As casualties mounted and the Americans’ situation deteriorated, Lt. Col. Lewis D. Vieman, commander of the 230th FA Battalion, hatched the idea of taking the leaflets out of propaganda shell cases and repacking them with medical supplies. Artillery crews would then fire the rounds into the center of the American position. Test shots proved the concept workable, and two other battalions also started firing the supply-carrying rounds.

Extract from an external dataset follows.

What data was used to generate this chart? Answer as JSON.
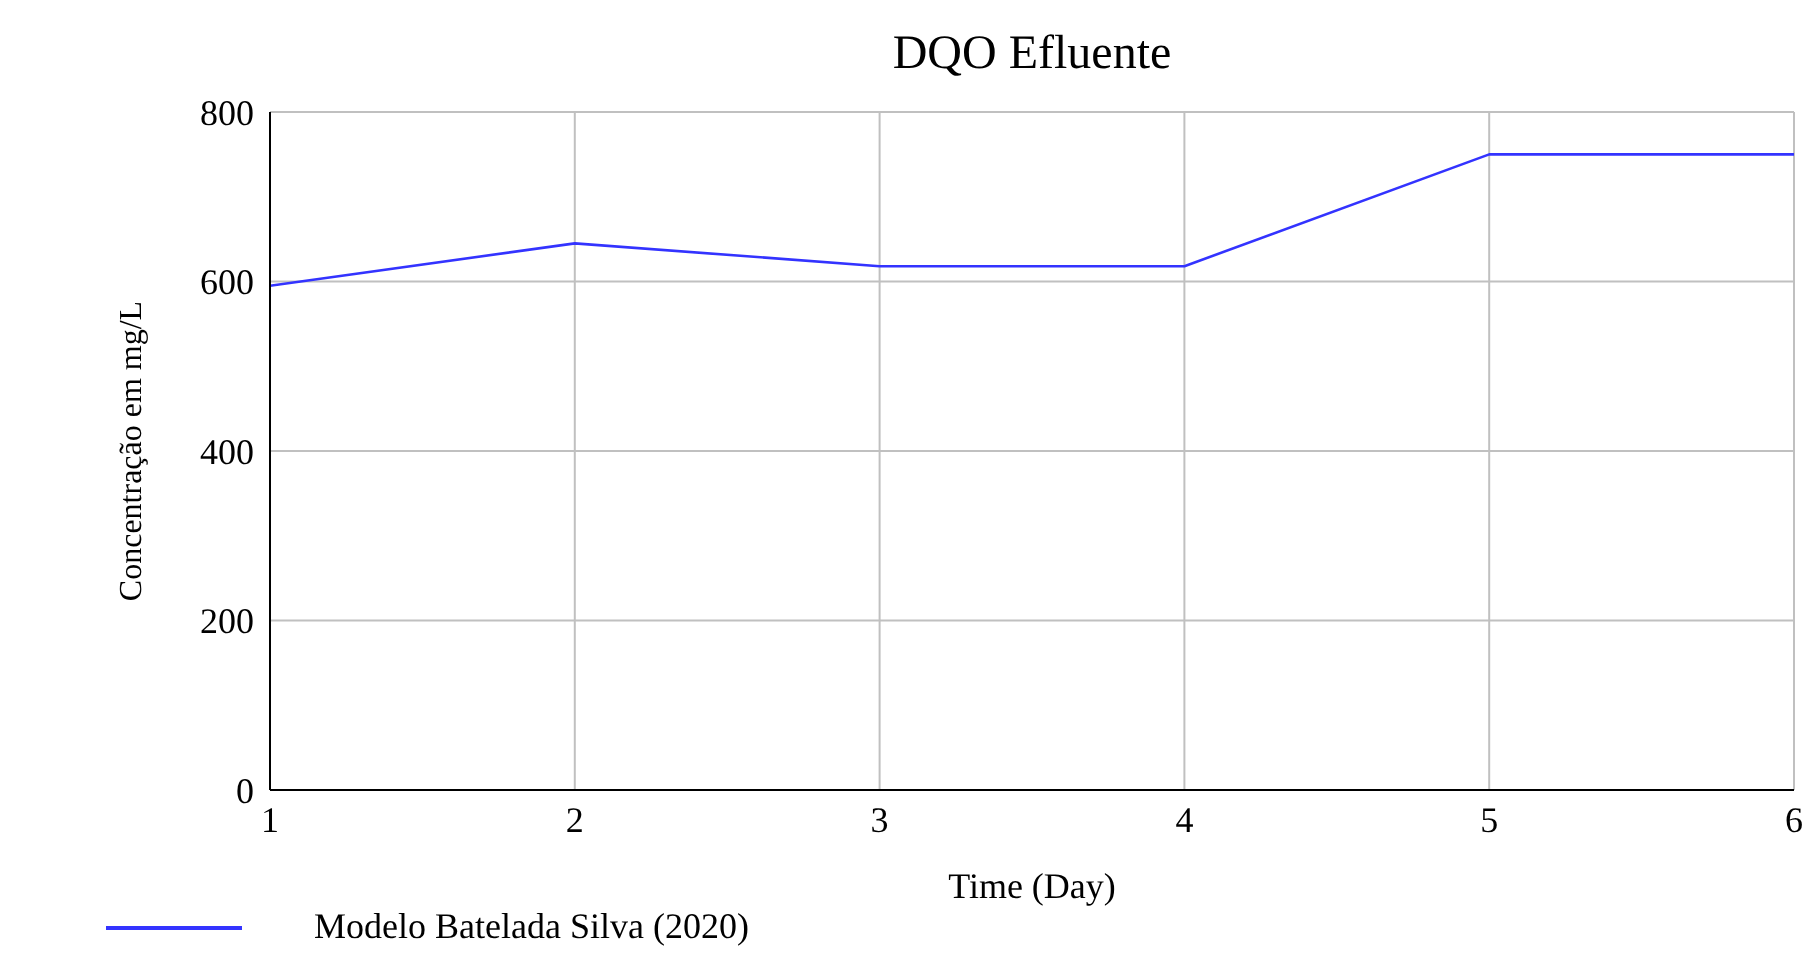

The 2nd Battalion hung on grimly until finally relieved a little after noon on August 12. By that time more than 300 of the 700 GIs who’d started the battle had been killed or wounded, but the battalion had fought one of the war’s outstanding small-unit actions. Erichson and company commanders Capt. Delmont K. Byrn, 1st Lt. Ralph A. Kerley, 1st Lt. Joseph C. Reaser and 1st Lt. Ronal E. Woody Jr. each received the Distinguished Service Cross, and the battalion itself earned the Presidential Unit Citation. The 2nd Battalion did not stop the German counteroffensive single-handedly, but its defense of Hill 314 halted the left wing of the attack and completely disrupted the German scheme of maneuver. The failure at Mortain left the German army overextended and off balance, which led to greater losses in the subsequent struggle for the Falaise Pocket.
Today the top of Hill 314 is a carefully preserved park. Traces of the American fighting positions remain around the hill’s crest, near a black granite plinth commemorating those 30th Infantry Division soldiers killed during the battle. Barts’ and Weiss’ observation post still overlooks the once-vital road, and a memorial chapel rises from the rocky summit, with plaques and stained-glass panels commemorating the combat that once took place there.